Grenville voulut mettre un impôt sur les plantations. La dernière guerre avait été entreprise pour défendre les colonies, il lui semblait juste que les colons prissent leur part des lourdes charges que la victoire avait laissées. La dette publique anglaise était de 140 000 000 liv. st. (3 500 000 000 fr.)[11]. Les planteurs avaient fourni plus que leur contingent d’hommes et d’argent : dans la guerre contre la France, ils avaient dépensé 16 000 000 de dollars (80 000 000 fr.), sur lesquels le Parlement leur avait remboursé 5 000 000 de dollars (25 000 000 fr.)[12] ; cependant ils n’auraient pas refusé de contribuer, si on leur avait demandé un libre concours. Grenville n’y songea même pas ; il avait pour lui la lettre de la loi ; il ne lui vint pas à l’esprit de mettre en balance le danger d’aliéner les colons et le revenu net d’un impôt.
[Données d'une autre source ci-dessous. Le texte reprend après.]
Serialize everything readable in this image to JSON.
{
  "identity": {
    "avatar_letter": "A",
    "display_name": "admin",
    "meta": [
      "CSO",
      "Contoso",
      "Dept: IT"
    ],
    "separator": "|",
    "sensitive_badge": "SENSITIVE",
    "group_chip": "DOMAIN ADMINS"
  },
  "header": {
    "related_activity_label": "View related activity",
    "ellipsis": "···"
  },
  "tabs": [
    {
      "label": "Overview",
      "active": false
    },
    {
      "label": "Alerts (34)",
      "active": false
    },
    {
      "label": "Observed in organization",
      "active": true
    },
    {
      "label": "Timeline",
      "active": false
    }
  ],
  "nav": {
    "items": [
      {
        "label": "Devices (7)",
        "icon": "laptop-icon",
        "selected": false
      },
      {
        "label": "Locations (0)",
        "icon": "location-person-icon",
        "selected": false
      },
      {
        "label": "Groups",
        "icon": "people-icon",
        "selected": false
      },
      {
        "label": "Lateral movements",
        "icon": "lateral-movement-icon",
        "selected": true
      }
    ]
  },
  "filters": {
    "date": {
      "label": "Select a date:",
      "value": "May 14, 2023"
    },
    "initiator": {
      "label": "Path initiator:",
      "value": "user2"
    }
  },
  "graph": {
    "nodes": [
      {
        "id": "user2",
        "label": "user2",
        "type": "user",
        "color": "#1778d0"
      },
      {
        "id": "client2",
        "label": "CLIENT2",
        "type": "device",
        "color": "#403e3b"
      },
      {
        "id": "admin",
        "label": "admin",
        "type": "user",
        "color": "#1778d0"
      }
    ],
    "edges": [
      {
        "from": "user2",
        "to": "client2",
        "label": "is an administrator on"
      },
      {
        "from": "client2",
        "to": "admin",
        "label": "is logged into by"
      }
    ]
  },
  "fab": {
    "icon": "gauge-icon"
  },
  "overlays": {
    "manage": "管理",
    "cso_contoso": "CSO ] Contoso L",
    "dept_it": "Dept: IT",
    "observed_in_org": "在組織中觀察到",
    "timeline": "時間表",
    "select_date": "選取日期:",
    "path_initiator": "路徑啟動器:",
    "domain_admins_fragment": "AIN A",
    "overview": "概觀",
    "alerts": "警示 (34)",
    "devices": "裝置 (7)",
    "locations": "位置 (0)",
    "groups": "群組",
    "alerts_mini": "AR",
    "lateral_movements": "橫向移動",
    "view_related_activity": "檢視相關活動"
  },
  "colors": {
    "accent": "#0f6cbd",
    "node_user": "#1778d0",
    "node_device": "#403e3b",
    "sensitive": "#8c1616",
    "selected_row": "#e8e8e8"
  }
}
Toutefois, il faut lui rendre cette justice, qu’il ne procéda point de façon violente ou téméraire.

Dans la session de 1764, Grenville proposa tout un système de mesures coloniales, fondées, disait-il, sur les vrais principes de la politique, du commerce et des finances[13]. En d’autres termes, il augmentait le nombre des douaniers, employait les forces navales et militaires d’Angleterre à réprimer la contrebande, établissait un règlement uniforme et sévère pour les cours d’amirauté, qui jugeaient ce délit sans assistance du jury, et se flattait d’arriver ainsi à la suppression d’un commerce défendu avec l’étranger[14]. Étouffer l’industrie coloniale, cela était correct, régulier, légal ; Grenville ne douta ni de son droit, ni du succès.

Quant à l’impôt du timbre, invention fiscale empruntée de la Hollande, Grenville se contenta de le proposer, sans demander un vote immédiat. Il voulait d’abord faire vider une question de droit constitutionnel, et répondre par des faits aux gens qui prétendaient que le Parlement n’avait pas le droit d’établir aux colonies des taxes intérieures[15] ; il voulait, en outre, que l’Amérique payât sa part des dépenses de la métropole ; l’impôt du timbre lui paraissait commode et bien choisi ; mais il était prêt à le remplacer par un autre si les colonies en trouvaient un préférable. Il mettait un an d’intervalle entre la proposition et le vote, pour entendre les agents que les plantations entretenaient en Angleterre, leur laisser le temps d’écrire à leurs commettants et d’en recevoir des instructions.

Grenville, suivant ses propres expressions, voulait ainsi prouver sa tendresse aux colonies[16]. Non-seulement il les consultait, mais il favorisait leur exportation des matières premières, en donnant des primes à l’importation en Angleterre des chanvres et des lins d’Amérique. En outre, il mettait la Nouvelle-Angleterre presque sur le pied d’égalité avec la métropole pour la pêche de la baleine, encore bien qu’il fût convaincu qu’une fois libres les pêcheurs américains surpasseraient les Anglais, et qu’on leur donnait là de l’occupation pour plus de trois mille matelots[17]. Quand la question de droit fut présentée au Parlement, il ne se trouva pas, dans toute l’opposition, une seule personne pour contester l’omnipotence parlementaire. Un membre se leva et dit : « Nous sommes forts, j’espère que nous serons indulgents[18] ; » et tout fut dit.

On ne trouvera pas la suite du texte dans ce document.